Again, that is true for ontological claims of knowledge and the existence of God. “I know that no God exists” requires an insurmountable amount of evidence and epistemic justification for there to be adequate grounds for saying it, even in the most ordinary way of “know.” You would have to be everywhere all the time and be able to see everything, and even then, there is a chance you’re wrong. Wouldn’t it be much more logical, according to Fyfe, to simply respond to such a claim with “No, you don’t ‘know’ God doesn’t exist,” given the general use of the term he has described?

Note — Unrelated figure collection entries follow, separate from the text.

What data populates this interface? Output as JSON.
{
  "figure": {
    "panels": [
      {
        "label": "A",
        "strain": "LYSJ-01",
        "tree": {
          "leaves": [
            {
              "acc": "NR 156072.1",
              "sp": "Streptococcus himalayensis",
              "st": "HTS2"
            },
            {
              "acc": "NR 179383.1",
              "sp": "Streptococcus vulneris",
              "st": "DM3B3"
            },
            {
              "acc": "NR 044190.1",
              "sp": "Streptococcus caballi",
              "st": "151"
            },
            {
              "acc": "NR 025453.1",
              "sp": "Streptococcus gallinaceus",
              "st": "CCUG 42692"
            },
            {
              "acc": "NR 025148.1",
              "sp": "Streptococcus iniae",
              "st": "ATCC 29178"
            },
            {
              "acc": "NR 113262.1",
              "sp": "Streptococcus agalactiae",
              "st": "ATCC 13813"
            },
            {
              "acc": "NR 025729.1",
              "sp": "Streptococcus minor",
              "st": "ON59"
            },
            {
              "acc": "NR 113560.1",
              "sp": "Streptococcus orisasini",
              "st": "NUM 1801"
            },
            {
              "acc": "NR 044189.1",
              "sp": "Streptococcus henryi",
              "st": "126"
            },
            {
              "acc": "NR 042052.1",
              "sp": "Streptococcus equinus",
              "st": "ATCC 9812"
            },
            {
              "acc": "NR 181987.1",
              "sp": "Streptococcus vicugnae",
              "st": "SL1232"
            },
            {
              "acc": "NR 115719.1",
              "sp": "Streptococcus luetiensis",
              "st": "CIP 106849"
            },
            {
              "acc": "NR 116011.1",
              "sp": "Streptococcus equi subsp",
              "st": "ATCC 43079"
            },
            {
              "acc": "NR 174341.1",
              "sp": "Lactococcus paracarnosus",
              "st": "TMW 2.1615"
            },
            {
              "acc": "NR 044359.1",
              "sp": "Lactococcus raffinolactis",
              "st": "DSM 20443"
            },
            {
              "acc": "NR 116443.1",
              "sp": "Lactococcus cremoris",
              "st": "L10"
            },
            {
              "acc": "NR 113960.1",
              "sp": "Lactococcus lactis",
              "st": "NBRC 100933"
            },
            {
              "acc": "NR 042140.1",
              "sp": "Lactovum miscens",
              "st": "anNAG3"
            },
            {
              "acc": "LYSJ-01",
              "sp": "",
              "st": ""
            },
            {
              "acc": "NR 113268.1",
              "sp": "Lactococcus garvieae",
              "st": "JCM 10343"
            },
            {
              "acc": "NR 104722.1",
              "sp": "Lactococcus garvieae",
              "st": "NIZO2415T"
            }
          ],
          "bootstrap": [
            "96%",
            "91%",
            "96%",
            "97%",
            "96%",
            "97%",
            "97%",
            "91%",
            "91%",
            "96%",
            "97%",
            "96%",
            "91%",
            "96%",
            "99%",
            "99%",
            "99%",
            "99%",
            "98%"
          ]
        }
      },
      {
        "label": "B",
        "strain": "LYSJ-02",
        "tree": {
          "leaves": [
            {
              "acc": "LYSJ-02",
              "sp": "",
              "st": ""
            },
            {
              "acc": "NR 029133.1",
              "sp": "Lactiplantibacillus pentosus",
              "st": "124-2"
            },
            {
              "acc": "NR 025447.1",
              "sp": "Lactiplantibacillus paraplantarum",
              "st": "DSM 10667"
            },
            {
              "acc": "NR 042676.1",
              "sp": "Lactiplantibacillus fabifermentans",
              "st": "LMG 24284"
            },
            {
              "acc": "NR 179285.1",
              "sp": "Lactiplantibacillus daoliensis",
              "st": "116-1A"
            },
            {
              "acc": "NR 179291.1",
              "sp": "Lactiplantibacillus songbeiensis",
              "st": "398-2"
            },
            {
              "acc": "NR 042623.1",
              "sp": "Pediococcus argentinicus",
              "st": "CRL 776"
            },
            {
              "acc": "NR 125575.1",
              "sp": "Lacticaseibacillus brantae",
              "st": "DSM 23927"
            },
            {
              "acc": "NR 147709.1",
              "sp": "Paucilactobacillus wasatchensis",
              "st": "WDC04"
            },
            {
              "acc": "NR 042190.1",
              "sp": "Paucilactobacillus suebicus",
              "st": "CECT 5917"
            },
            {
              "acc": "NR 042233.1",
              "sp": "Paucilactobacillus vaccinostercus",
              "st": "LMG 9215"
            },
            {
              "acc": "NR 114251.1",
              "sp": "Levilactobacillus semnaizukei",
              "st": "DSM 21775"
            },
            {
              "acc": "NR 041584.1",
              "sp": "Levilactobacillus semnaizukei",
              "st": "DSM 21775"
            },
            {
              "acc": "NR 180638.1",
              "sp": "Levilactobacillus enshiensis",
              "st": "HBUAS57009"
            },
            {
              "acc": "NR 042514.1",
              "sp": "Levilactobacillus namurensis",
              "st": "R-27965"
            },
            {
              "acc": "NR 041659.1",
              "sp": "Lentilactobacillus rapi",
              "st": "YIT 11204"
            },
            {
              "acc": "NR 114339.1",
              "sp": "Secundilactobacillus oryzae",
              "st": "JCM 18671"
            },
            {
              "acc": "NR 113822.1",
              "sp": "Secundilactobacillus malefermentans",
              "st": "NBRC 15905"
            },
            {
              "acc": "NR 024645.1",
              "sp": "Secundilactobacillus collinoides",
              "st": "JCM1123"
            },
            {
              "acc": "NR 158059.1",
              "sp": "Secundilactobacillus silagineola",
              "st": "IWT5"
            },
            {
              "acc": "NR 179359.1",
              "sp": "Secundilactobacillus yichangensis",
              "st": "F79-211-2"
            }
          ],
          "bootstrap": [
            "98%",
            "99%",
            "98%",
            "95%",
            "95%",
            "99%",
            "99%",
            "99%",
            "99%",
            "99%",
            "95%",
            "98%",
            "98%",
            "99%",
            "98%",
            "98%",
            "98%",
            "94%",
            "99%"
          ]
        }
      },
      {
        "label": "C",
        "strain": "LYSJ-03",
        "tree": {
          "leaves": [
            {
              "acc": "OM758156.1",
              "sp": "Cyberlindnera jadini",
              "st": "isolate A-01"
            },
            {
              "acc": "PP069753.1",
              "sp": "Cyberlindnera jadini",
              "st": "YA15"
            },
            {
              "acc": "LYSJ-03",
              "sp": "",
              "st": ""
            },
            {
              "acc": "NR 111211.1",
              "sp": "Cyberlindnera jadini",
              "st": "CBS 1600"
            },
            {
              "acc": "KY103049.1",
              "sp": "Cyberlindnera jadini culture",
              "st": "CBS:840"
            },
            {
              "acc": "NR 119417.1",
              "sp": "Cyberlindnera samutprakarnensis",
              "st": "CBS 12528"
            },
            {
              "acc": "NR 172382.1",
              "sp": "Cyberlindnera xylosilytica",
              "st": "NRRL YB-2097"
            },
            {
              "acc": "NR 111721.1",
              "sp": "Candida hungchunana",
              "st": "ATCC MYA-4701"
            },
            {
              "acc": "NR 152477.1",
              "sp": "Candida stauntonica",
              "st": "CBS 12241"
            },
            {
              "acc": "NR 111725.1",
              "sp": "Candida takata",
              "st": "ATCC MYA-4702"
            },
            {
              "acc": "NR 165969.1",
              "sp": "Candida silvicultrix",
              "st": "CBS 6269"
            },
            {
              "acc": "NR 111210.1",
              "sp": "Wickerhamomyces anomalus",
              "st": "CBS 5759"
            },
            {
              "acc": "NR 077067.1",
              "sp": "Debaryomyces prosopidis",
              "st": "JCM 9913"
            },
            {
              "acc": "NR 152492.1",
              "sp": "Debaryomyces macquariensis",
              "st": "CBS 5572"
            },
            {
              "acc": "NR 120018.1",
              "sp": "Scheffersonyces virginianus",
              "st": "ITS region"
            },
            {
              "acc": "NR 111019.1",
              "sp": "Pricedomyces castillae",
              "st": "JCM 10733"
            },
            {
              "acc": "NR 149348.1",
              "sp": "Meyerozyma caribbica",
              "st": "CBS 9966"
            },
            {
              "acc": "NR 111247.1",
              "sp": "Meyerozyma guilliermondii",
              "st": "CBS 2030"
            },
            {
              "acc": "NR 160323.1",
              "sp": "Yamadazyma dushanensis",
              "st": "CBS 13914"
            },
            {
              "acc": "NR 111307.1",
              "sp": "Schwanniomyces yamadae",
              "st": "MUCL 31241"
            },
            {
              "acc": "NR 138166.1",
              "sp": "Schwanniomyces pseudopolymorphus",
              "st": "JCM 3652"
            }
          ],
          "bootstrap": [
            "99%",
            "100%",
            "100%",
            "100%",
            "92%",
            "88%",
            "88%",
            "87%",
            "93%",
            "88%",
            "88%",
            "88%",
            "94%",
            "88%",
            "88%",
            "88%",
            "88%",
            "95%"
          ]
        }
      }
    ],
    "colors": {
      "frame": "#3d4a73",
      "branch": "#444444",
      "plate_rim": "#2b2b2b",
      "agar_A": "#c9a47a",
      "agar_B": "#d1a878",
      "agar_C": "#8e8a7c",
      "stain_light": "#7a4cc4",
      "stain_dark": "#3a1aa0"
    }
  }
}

Again, all of these claims are “retractable.” Our senses could deceive us. We could be in error. Historians could be lying to us, etc. But this is where Christian epistemology makes a massive distinction: the Creator controls the knowing faculties of the knower, and is the Creator of both – and the knowledge being known. Thus, if there is any non-retractable claim, a claim that has the highest degree of certainty, it is a claim made by the Creator Himself, revealed to his creatures, and secured by this Creator’s Spirit in the mind of the interpreter. The Word of God is the final standard for truth claims. But the atheist has no such God, and therefore no such basis to assert the reliability of the senses, etc. In fact, he has no reason to explain why one person interprets information in the same way as another; to “know” might be different (even opposite!) in another person’s evolved mind. Furthermore, human beings by their very nature are God-conscious. Revelation everywhere screams “God Made!” “God is the Creator!” “Great, Wise, and Powerful is the Lord of Creation!” (Rom. 1:21-23) Contrary to popular thought, self-consciousness is no more ultimate or important than God-consciousness (the details of this are too lengthy to describe at present); to retract “God exists” is to retract “I exist.” There is no basis to have it any other way as long as the creature is a creature made in God’s image.
This is essentially the end of the major portions of Fyfe’s article. Much more could be said. But, in short, the skeptic is simply left to absurdity when trying to deny his/her Maker. The pot is correcting the Potter. Silly indeed.